Brian Blanton (RENCI), Rick Luettich (UNC), Peter Vickery (Applied Research Associates/IntraRisk), Jeff Hanson (US Army Crops of Engineers), Kevin Slover (Dewberry & Davis), Tom Langan (NC Floodplain Mapping Program), Technical Report TR-12-03, North Carolina Floodplan Mapping Program Intermediate Submission Number Three Report on Production Simulations and Statistical Analyses, Renaissance Computing Institute, 2012.
As part of the State of North Carolina Department of Emergency Management Floodplain Modernization Program, a partnership was assembled to develop a state-of-the-art system to compute surge water levels and waves along the North Carolina coastal region waters. Experts in the fields of coastal storm surge, hurricane and extra-tropical winds, wind-driven waves, geospatial information systems (GIS), and high-performance computational systems have worked together in this effort to further advance North Carolina’s leading role in flood analysis and mapping. The Renaissance Computing Institute (RENCI), the Institute of Marine Sciences (IMS), Applied Research Associates, the US Army Corps of Engineers, and Dewberry have worked together to complete the production simulation and statistical analysis phase of the project.

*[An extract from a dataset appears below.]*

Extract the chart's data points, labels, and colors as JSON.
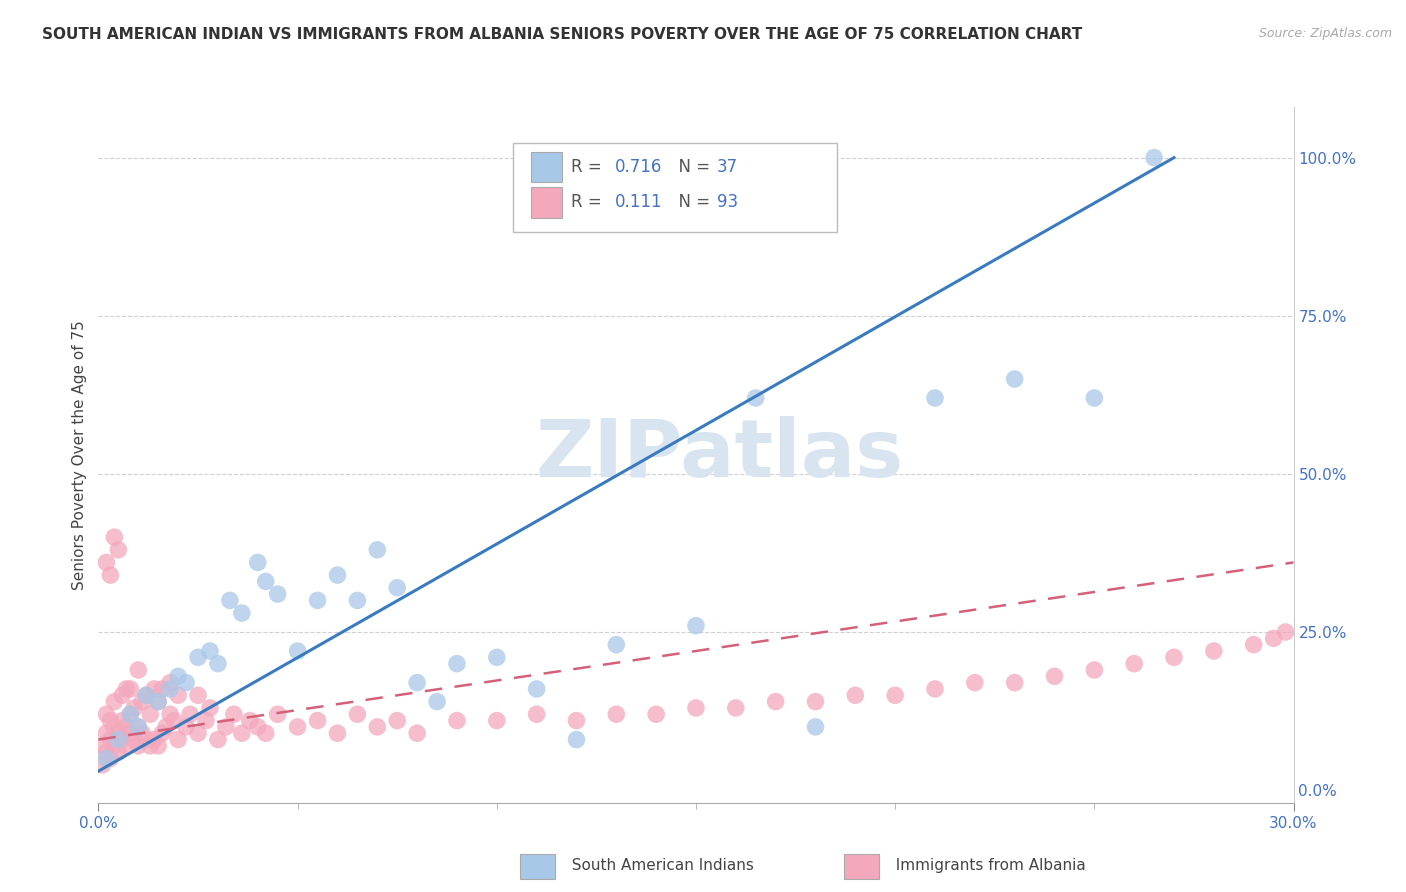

In previous phases of this FEMA Flood Insurance Study (FIS), comprehensive inputs to the overall system have been developed (seamless DEM, high-resolution ADCIRC grid, validation studies, and hurricane climate representation via JPM) and described in previous Submittal documents. Submittal One was approved by FEMA March 23, 2009, Submittal Two received conditional approval from FEMA on November 1, 2010 and final responses to comments on Submittal Two were provided to FEMA on September 8, 2011. In Submittal Three, we describe the various aspects of the production phase of the project, in which the probabilistic hurricanes and historical extratropical storms are used to drive the comprehensive modeling system to determine the surge and wave hazard levels at specified return periods. While this is a computationally intensive process, the bulk of the work leading up to this phase is critical to ensure that this phase is as robust and efficient as possible. The production phase of this project is where prior work comes together into a statistical dataset that will subsequently be used in the mapping phase of the FIS.